Прямо перед ним блестела крыша. Он не мог отвести от нее глаз. На мгновение ему почудилось, будто тело его сейчас выскользнет из рук стражников и взлетит к этой крыше. Но тут он перевел глаза вправо, где против ратуши высился эшафот и виселица на нем. И веревка с петлей. Он видел теперь только это, и невыносимая боль пронзила его голову и тело. Он застыл, остолбенел, но стражники подхватили его, вынуждая идти. Ноги не слушались.

Кюре поднес ему распятие.

– Смотри на него, – сказал он. – И целуй.

Матье впился взглядом в Христа, и тотчас перед ним возникли ясные, как родник, глаза отца Буасси, светлые и лучистые, как никогда. И голос его произнес:

«Никогда не забывай, что смерть – это лишь переход к свету. К вечному свету».

Целуя распятие, Матье думает о святом отце.

С каждым шагом перед мысленным взором Матье возникают все новые видения, не заслоняя, однако, светлых глаз. Вот он идет себе спокойно к рубежу своей жизни, шагая с упряжкой по дороге. Идет спокойный. Счастливый тем, что живет.

Отец Буасси никогда не говорил с ним о своем прошлом. А было ли у него прошлое? Было ли детство? Человек бессемейный, бездомный, конечно же, он был посланником божиим на земле… Спустился, верно, чтобы найти хорошего возницу.

Несколько шагов Матье идет ни о чем не думая. В какой-то мглистой пустоте, которая, быть может, и есть смерть.

Позади креста, что несет священник, высится эшафот и гигантская виселица с веревкой. А там, дальше – вооруженная стража и люди. Небольшая толпа, и все – на одно лицо. И все смотрят на него. Взглядом, который ни о чем не говорит. Они – где-то далеко и в то же время очень близко.

Он вздрагивает и снова столбенеет. Долго грохочет барабан, а тем временем он поднимается по ступенькам светлой деревянной лестницы, ведущей на эшафот. Только тут он замечает палача в красном капюшоне; из коротких рукавов торчат огромные голые руки.

Барабан смолкает. Священник говорит:

– Молитесь со мной, сын мой.

И Матье удается повторить за ним «Отче наш» голосом, который принадлежит как будто не ему. Какое-то странное чувство. Он не узнает свой собственный голос.

Ему связывают щиколотки, как связали до этого запястья.
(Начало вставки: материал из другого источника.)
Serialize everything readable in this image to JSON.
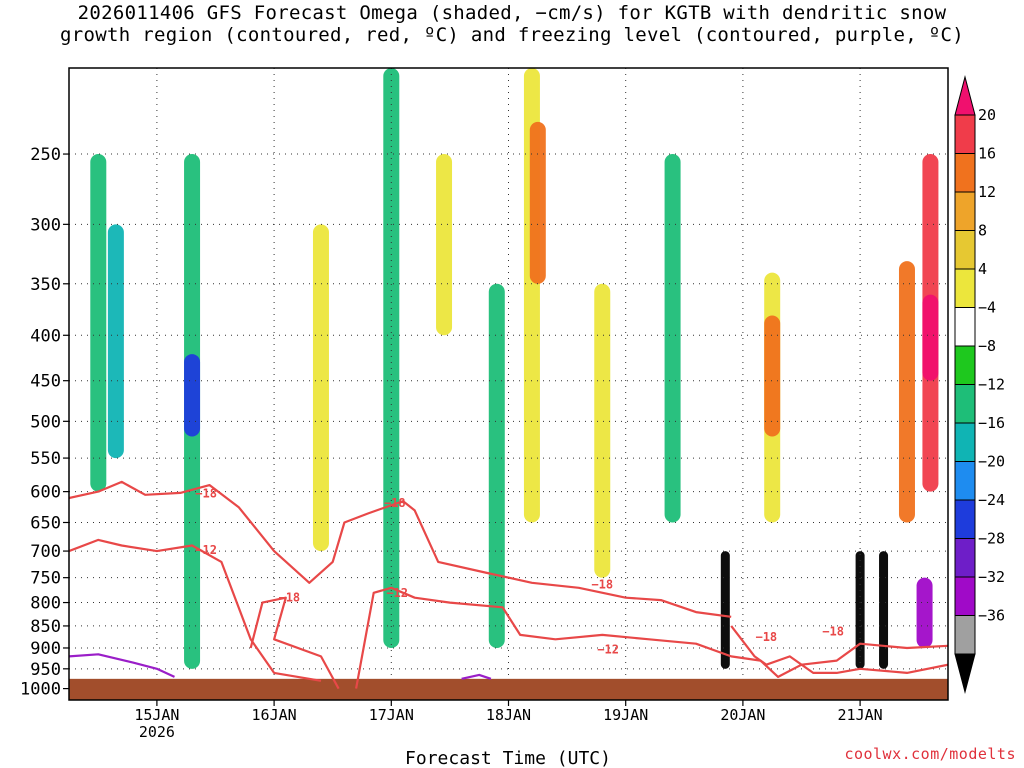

Его охватывает внезапное желание вырваться, расшвырять всех ногами, но мышцы окаменели, и вот узлы уже стянуты.

Матье поднимает голову и смотрит в небо. Оно уже светлое. Такое же светлое, как взгляд отца Буасси. Взгляд этот обретает такую силу, что все остальное стирается. Все, кроме света. Может быть, Матье уже покинул этот мир и устремился туда, где надет его иезуит?

Светлый взгляд заполняет собою утро, а вот раздается и голос священника. Иезуит говорит о других глазах – глазах девы Марии. Непорочных глазах ребенка, которые словно отмывают от позора и облегчают самые тяжкие страдания.

А потом перед Матье встают глаза другой Марии – той, что ушла в кантон Во. А рядом глаза матери, жены… Глаза множатся, проникают в самую его душу.

Кюре, стоящий возле осужденного, поднимает распятие.

Матье провожает взглядом крест, кажущийся черным на фоне неба, по которому разливается свет. Свет, идущий с востока, с той стороны, где кантон Во. Издалека. Из-за лесов, из-за равнин, по которым змеятся дороги и бегут упряжки, ведомые возницами.

В голове у Матье возникает:

«Лошадей не вешают… Если б я был лошадью!..»

Веревка ложится под подбородком.

Крест в небе становится все чернее. Там, над холмами, солнце уже встало. Но здесь, на дне лощины…

Грохочет барабан, и пол уходит.

Ослепительная вспышка опаляет глаза Матье. Что-то в нем разрывается сверху донизу, вдоль всего тела, с ужасающим хрустом, который открывает перед ним двери в неведомое.



Шато-Шалон, 17 июля 1974 -

Вильнев-сюр-Йонн, 27 сентября 1975

Примечания

1

Секанезцы – жители Франш-Конте (от Sequania – древнего названия Франш-Конте).